Pertama, perjalanan yang mengharuskan iftar (tidak berpuasa) adalah perjalanan yang memang tidak memungkinkan untuk dilakukan puasa di mana apabila orang tersebut melakukannya akan timbul mudarat pada dirinya atau akan membuatnya tidak dapat melakukan kewajiban lain yang harus dilakukannya. Dalam kondisi ini orang tersebut wajib iftar (tidak puasa). Ini dapat dilihat dalam Hadits Abu Sa‘id al-Khudri yang menceritakan kisahnya dalam sebuah Hadits panjang,


… … … Kami pernah safar (berpergian) bersama Rasulullah saw ke Mekah dalam keadaan puasa. AbuSa‘id melanjutkan: Kemudian kami berhenti di suatu tempat, lalu Rasulullah saw bersabda, “Sesungguhnya kamu telah mendekati musuhmu, maka iftar (tidak puasa) akan lebih menguatkanmu.” Hal itu adalah rukhsah, sehingga di antara kami ada yang berpuasa dan ada yang tidak berpuasa. Kemudian pada pagi berikutnya kami berhenti di tempat lainnya, lalu beliau bersabda, “Kamu sudah lebih dekat kepada musuhmu, dan iftar (tidak puasa) akan lebih menguatkanmu. Oleh sebab itu berbukalah (iftar).” Hal itu adalah azimah, sehingga kami semua iftar (tidak puasa)… … … [HR Muslim, Abu Dawud, dan Ahmad]. (Muslim, sahih Muslim, I: 500, hadits no. 102 [1120], “Kitab as-Siyam, Bab Ajr al-Muftir fi Iża Tawalla al-‘Amal”;  Abu Dawud, Sunan Abi Dawud, diedit oleh Muhammad ‘Abd al-‘Aziz al-Khalidi (Beirut: Dar al-Kutub al-‘Ilmiyyah, 2007/1428), h. 385, hadits no. 2406, “Kitab as-Siyam, Bab as-Saum fī as-Safar; Ahmad, Musnad al-Imam Ahmad, XVII: 408-409, hadits no. 11307).

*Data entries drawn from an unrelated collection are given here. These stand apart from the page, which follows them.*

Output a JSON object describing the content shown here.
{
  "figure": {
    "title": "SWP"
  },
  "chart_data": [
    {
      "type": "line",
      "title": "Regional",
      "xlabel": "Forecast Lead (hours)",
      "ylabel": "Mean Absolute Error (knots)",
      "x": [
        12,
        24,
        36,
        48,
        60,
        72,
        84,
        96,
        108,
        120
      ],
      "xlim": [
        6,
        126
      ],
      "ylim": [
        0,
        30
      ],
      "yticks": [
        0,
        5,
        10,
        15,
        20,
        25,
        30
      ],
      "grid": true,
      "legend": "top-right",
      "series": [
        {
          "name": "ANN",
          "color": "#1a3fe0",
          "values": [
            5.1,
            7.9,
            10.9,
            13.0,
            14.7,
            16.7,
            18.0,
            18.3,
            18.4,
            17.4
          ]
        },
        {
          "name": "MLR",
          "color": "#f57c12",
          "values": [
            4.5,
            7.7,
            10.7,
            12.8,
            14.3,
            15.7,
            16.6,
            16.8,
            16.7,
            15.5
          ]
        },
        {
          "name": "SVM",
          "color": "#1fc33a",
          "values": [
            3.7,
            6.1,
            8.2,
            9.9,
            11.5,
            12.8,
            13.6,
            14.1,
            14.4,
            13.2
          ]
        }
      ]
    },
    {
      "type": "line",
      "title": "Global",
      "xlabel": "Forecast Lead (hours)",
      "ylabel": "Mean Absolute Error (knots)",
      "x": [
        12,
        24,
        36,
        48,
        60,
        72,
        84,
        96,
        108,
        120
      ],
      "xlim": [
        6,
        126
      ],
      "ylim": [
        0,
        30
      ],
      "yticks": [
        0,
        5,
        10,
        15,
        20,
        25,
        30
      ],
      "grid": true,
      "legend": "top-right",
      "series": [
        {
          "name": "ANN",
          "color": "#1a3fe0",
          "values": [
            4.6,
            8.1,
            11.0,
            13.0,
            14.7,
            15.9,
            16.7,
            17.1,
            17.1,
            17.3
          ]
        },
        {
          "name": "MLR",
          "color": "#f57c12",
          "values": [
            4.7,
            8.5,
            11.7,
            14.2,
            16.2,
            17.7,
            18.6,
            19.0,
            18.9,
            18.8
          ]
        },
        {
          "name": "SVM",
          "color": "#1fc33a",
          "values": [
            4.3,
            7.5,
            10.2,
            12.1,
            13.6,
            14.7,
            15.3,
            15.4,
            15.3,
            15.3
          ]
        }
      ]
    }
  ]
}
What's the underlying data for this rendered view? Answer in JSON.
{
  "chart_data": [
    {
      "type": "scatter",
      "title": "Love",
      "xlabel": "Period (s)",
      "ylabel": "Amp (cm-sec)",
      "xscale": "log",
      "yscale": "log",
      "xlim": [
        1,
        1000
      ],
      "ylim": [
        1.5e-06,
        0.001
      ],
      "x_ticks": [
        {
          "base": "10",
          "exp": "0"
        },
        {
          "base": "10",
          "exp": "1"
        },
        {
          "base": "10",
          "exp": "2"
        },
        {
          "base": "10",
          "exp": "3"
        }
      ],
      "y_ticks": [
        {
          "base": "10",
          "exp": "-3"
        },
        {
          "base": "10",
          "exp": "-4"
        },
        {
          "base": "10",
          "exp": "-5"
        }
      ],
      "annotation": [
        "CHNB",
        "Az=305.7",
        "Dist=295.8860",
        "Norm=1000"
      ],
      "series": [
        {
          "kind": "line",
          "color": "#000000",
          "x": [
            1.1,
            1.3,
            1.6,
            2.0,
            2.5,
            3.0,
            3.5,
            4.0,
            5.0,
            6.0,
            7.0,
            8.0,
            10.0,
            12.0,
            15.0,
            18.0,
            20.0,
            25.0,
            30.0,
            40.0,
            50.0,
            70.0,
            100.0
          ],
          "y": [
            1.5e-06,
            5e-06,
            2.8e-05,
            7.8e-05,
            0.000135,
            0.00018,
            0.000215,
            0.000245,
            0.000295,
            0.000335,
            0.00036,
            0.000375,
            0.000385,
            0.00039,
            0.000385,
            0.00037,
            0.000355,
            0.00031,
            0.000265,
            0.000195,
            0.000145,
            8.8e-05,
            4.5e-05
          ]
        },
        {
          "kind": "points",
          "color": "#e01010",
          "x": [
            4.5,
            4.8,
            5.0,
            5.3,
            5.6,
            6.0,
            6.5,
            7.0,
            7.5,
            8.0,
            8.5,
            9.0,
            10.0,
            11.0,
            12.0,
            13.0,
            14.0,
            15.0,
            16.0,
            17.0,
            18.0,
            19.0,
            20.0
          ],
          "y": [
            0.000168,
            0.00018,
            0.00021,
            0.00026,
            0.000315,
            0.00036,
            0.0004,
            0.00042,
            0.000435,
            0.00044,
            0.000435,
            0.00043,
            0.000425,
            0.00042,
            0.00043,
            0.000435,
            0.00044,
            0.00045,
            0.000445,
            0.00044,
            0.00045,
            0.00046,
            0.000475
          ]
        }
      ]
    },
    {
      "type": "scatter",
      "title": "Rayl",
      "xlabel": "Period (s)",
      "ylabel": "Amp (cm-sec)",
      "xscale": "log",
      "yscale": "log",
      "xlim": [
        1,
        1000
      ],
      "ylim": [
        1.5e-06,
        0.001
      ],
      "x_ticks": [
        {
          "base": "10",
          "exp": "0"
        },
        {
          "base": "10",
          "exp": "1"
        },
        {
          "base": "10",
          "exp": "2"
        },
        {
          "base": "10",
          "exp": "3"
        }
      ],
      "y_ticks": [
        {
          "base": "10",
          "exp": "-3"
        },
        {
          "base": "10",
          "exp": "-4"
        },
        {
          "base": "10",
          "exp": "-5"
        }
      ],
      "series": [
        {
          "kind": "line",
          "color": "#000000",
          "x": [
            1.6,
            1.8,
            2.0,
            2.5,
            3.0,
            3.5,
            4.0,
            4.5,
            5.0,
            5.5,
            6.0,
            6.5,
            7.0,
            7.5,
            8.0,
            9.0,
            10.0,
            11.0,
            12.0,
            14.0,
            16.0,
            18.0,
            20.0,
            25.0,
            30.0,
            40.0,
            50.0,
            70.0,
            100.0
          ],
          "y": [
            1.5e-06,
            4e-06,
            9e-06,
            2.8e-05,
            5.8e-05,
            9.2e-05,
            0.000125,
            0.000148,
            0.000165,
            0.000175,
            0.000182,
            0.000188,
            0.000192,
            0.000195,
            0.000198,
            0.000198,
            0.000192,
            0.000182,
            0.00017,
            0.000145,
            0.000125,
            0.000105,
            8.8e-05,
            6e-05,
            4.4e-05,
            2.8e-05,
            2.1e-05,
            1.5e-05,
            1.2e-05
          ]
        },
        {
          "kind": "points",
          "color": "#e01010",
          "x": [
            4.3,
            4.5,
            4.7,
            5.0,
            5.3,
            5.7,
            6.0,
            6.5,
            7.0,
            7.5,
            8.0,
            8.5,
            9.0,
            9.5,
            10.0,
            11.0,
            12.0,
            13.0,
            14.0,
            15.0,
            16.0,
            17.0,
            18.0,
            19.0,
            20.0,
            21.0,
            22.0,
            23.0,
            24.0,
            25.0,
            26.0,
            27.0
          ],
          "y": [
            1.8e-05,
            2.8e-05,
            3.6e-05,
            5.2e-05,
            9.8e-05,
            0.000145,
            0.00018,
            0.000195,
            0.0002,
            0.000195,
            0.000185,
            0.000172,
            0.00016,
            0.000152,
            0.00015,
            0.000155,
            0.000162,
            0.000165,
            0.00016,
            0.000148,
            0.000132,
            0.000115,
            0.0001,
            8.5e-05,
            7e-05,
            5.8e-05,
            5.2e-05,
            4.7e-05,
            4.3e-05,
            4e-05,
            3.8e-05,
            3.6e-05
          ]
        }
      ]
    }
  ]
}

Dalam Hadits ini, yang mengisahkan perjalanan menuju Mekah (barang kali saat penaklukan Mekah), terlihat bahwa pada perhentian pertama yang belum terlalu dekat dengan musuh, Rasulullah memberi rukhsah untuk berbuka (iftar) sehingga ada yang puasa dan ada yang berbuka. Tetapi pada perhentian yang sudah berada dekat dengan musuh pada hari lain, Nabi saw memerintahkan untuk berbuka (tidak puasa) agar dapat menjalankan tugasnya dengan baik, dan ini bukan rukhsah tetapi adalah azimah (ketentuan pokok) yang harus dijalani. Oleh karena itu semua Sahabat tidak berpuasa.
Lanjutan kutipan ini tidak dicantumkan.